Cape Town – Markets that are nervously watching as South Africa tilts on the precipice of “junk status” are too focused on the country’s short-run fiscal developments ahead of Treasury’s Budget on February 24, according to Nomura emerging markets economist Peter Attard Montalto.
“Markets are overplaying the importance of short-run fiscal developments as opposed to longer-run growth prospects and structural reforms, in the sub-investment grade narrative, and as a result have very high expectations,” he said in a report on Monday.
“These expectations are particular focused among local market participants and have been emphasised continually by the government,” he said.
Nomura believes that the lack of microeconomic structural reforms is the real cause for long-run growth concerns and long-run fiscal and debt worries.
Montalto said Finance Minister Pravin Gordhan will deliver fiscal conservatism in his Budget, “but with so little fat left on the bone to be cut in future years that this will be the end of the road”.
He said while “spin may win the day at least in the short run”, Nomura expects rating agency commentary after the event to be important for the market.
The “Budget should be judged through a ratings and therefore long-run growth lens to see whether (it has) real (positives)”, he said.
As a result, Montalto expects the rand to only weaken further in the second half of the year, while he sees ratings agency Standard & Poor’s (S&P) lowering South Africa to sub-investment grade (junk status) in its December rating review.
Following the Budget, S&P will “wait and judge” what progress is made in the first half of the year, looking at growth numbers, the current account, wage round labour relations and other factors, said Montalto.

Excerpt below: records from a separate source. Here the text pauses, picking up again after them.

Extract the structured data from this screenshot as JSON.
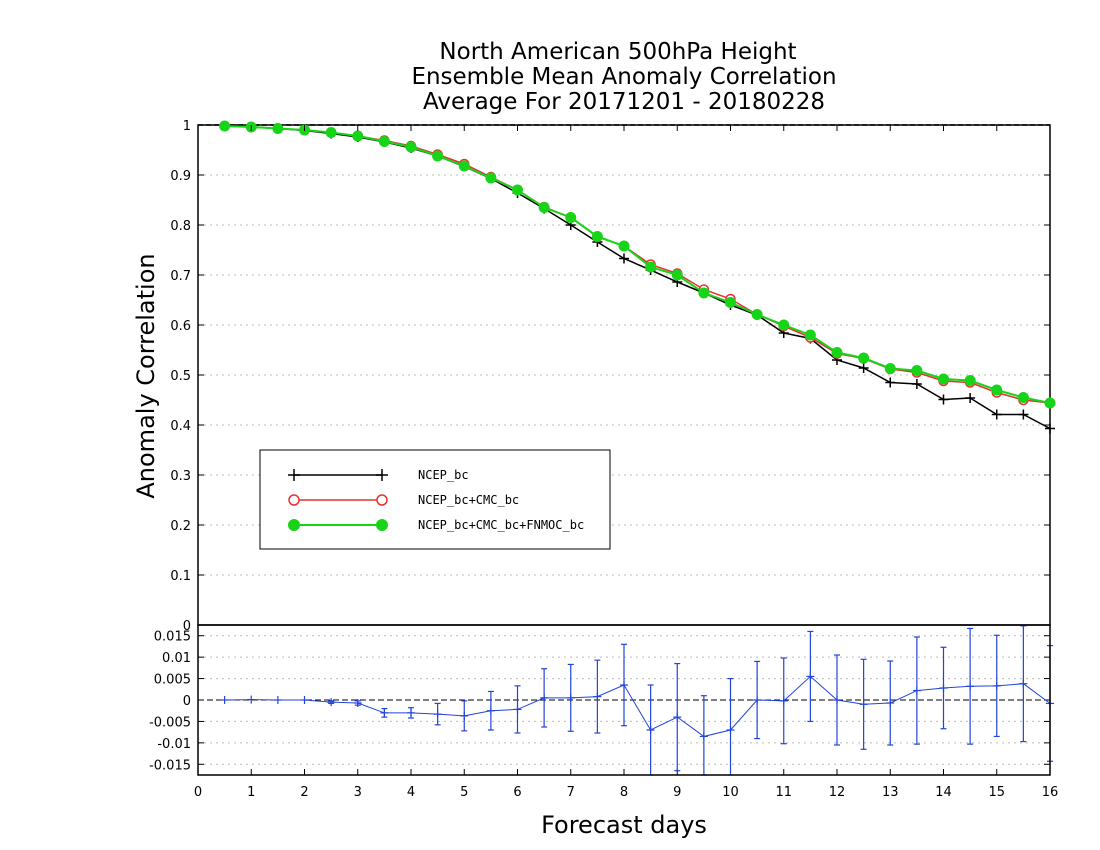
{
  "title_lines": [
    "North American 500hPa Height",
    "Ensemble Mean Anomaly Correlation",
    "Average For 20171201 - 20180228"
  ],
  "chart_data": [
    {
      "type": "line",
      "ylabel": "Anomaly Correlation",
      "xlim": [
        0,
        16
      ],
      "ylim": [
        0,
        1
      ],
      "yticks": [
        "0",
        "0.1",
        "0.2",
        "0.3",
        "0.4",
        "0.5",
        "0.6",
        "0.7",
        "0.8",
        "0.9",
        "1"
      ],
      "grid": true,
      "legend_position": "lower-left",
      "x": [
        0.5,
        1,
        1.5,
        2,
        2.5,
        3,
        3.5,
        4,
        4.5,
        5,
        5.5,
        6,
        6.5,
        7,
        7.5,
        8,
        8.5,
        9,
        9.5,
        10,
        10.5,
        11,
        11.5,
        12,
        12.5,
        13,
        13.5,
        14,
        14.5,
        15,
        15.5,
        16
      ],
      "series": [
        {
          "name": "NCEP_bc",
          "color": "#000000",
          "marker": "plus",
          "values": [
            0.998,
            0.996,
            0.993,
            0.989,
            0.983,
            0.976,
            0.966,
            0.954,
            0.938,
            0.917,
            0.893,
            0.864,
            0.833,
            0.8,
            0.766,
            0.733,
            0.71,
            0.686,
            0.664,
            0.64,
            0.62,
            0.584,
            0.573,
            0.53,
            0.514,
            0.485,
            0.482,
            0.451,
            0.454,
            0.421,
            0.421,
            0.393
          ]
        },
        {
          "name": "NCEP_bc+CMC_bc",
          "color": "#e83030",
          "marker": "circle-open",
          "values": [
            0.998,
            0.996,
            0.993,
            0.99,
            0.985,
            0.978,
            0.969,
            0.958,
            0.941,
            0.922,
            0.896,
            0.87,
            0.836,
            0.815,
            0.776,
            0.758,
            0.721,
            0.703,
            0.671,
            0.652,
            0.621,
            0.598,
            0.575,
            0.543,
            0.533,
            0.512,
            0.505,
            0.488,
            0.485,
            0.465,
            0.45,
            0.444
          ]
        },
        {
          "name": "NCEP_bc+CMC_bc+FNMOC_bc",
          "color": "#18d418",
          "marker": "circle-filled",
          "values": [
            0.998,
            0.996,
            0.993,
            0.99,
            0.985,
            0.978,
            0.967,
            0.956,
            0.938,
            0.918,
            0.894,
            0.87,
            0.835,
            0.815,
            0.777,
            0.758,
            0.716,
            0.7,
            0.664,
            0.645,
            0.621,
            0.6,
            0.58,
            0.545,
            0.534,
            0.513,
            0.509,
            0.492,
            0.489,
            0.47,
            0.455,
            0.444
          ]
        }
      ]
    },
    {
      "type": "line",
      "xlabel": "Forecast days",
      "xlim": [
        0,
        16
      ],
      "ylim": [
        -0.0175,
        0.0175
      ],
      "xticks": [
        "0",
        "1",
        "2",
        "3",
        "4",
        "5",
        "6",
        "7",
        "8",
        "9",
        "10",
        "11",
        "12",
        "13",
        "14",
        "15",
        "16"
      ],
      "yticks": [
        "-0.015",
        "-0.01",
        "-0.005",
        "0",
        "0.005",
        "0.01",
        "0.015"
      ],
      "grid": true,
      "series": [
        {
          "color": "#2244dd",
          "x": [
            0.5,
            1,
            1.5,
            2,
            2.5,
            3,
            3.5,
            4,
            4.5,
            5,
            5.5,
            6,
            6.5,
            7,
            7.5,
            8,
            8.5,
            9,
            9.5,
            10,
            10.5,
            11,
            11.5,
            12,
            12.5,
            13,
            13.5,
            14,
            14.5,
            15,
            15.5,
            16
          ],
          "values": [
            0,
            0.0001,
            0,
            0,
            -0.0005,
            -0.0007,
            -0.003,
            -0.003,
            -0.0033,
            -0.0037,
            -0.0025,
            -0.0022,
            0.0005,
            0.0005,
            0.0008,
            0.0035,
            -0.007,
            -0.004,
            -0.0085,
            -0.007,
            0,
            -0.0002,
            0.0055,
            0,
            -0.001,
            -0.0007,
            0.0022,
            0.0028,
            0.0032,
            0.0033,
            0.0038,
            -0.0008
          ],
          "error": [
            0,
            0,
            0,
            0,
            0.0003,
            0.0005,
            0.001,
            0.0012,
            0.0025,
            0.0035,
            0.0045,
            0.0055,
            0.0068,
            0.0078,
            0.0085,
            0.0095,
            0.0105,
            0.0125,
            0.0095,
            0.012,
            0.009,
            0.01,
            0.0105,
            0.0105,
            0.0105,
            0.0098,
            0.0125,
            0.0095,
            0.0135,
            0.0118,
            0.0135,
            0.0135
          ]
        }
      ]
    }
  ]
}
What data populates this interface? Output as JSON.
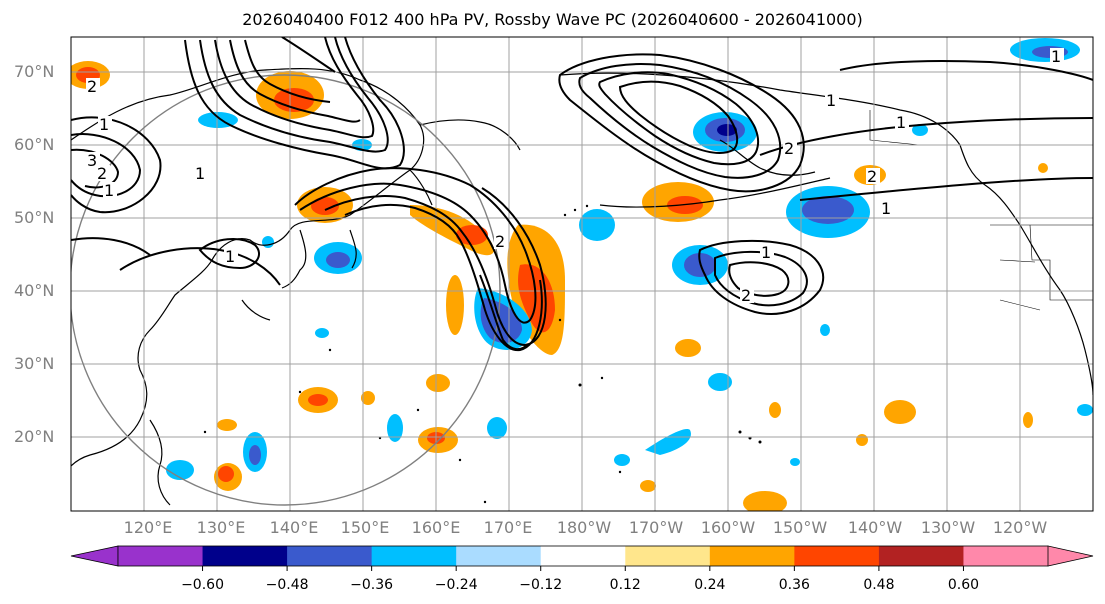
{
  "title": "2026040400 F012 400 hPa PV, Rossby Wave PC (2026040600 - 2026041000)",
  "map": {
    "lat_labels": [
      "70°N",
      "60°N",
      "50°N",
      "40°N",
      "30°N",
      "20°N"
    ],
    "lon_labels": [
      "120°E",
      "130°E",
      "140°E",
      "150°E",
      "160°E",
      "170°E",
      "180°W",
      "170°W",
      "160°W",
      "150°W",
      "140°W",
      "130°W",
      "120°W"
    ],
    "contour_labels": [
      "1",
      "1",
      "2",
      "3",
      "2",
      "1",
      "1",
      "2",
      "1",
      "2",
      "1",
      "2",
      "1",
      "2",
      "1",
      "1"
    ]
  },
  "colorbar": {
    "ticks": [
      "−0.60",
      "−0.48",
      "−0.36",
      "−0.24",
      "−0.12",
      "0.12",
      "0.24",
      "0.36",
      "0.48",
      "0.60"
    ],
    "colors": {
      "under": "#9932cc",
      "bins": [
        "#9932cc",
        "#00008b",
        "#3a5acd",
        "#00bfff",
        "#aadcff",
        "#ffffff",
        "#ffe68c",
        "#ffa500",
        "#ff4500",
        "#b22222",
        "#ff88aa"
      ],
      "over": "#ff88aa"
    }
  },
  "colors": {
    "neg_deep": "#00008b",
    "neg_mid": "#3a5acd",
    "neg_light": "#00bfff",
    "pos_light": "#ffe68c",
    "pos_mid": "#ffa500",
    "pos_strong": "#ff4500",
    "grid": "#a0a0a0"
  }
}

Moody’s will likely downgrade South Africa in the second quarter as a result of President Jacob Zuma’s disastrous firing of Nhlanhla Nene’s and short-lived replacement of Des van Rooyen, as well as the lower growth forecast, said Montalto.
“It will be interesting to see if the State of the Nation and Budget can delay Moody’s until the fourth quarter,” he said.
While the Budget’s fiscal policy will be geared towards what the rating agencies are looking for, Treasury doesn’t fully understand the importance of microeconomic structural reforms, said Montalto.
This is “much more important for securing the ratings than simply fiscal policy or rhetoric”.
Treasury also doesn’t realise “that it has the political capacity to be able to move in that space of structural reforms”.
He said Treasury believes it can give enough to the rating agencies with its deficit profile being at or even a little better than the Medium Term Budget Policy Statement in October, in a much lower growth environment.
“Cutting through heavy spin, the Budget will fail to deliver credibly on a wider, pro-growth, microeconomic structural reform path and that the National Treasury’s political space does not extend that far,” he said.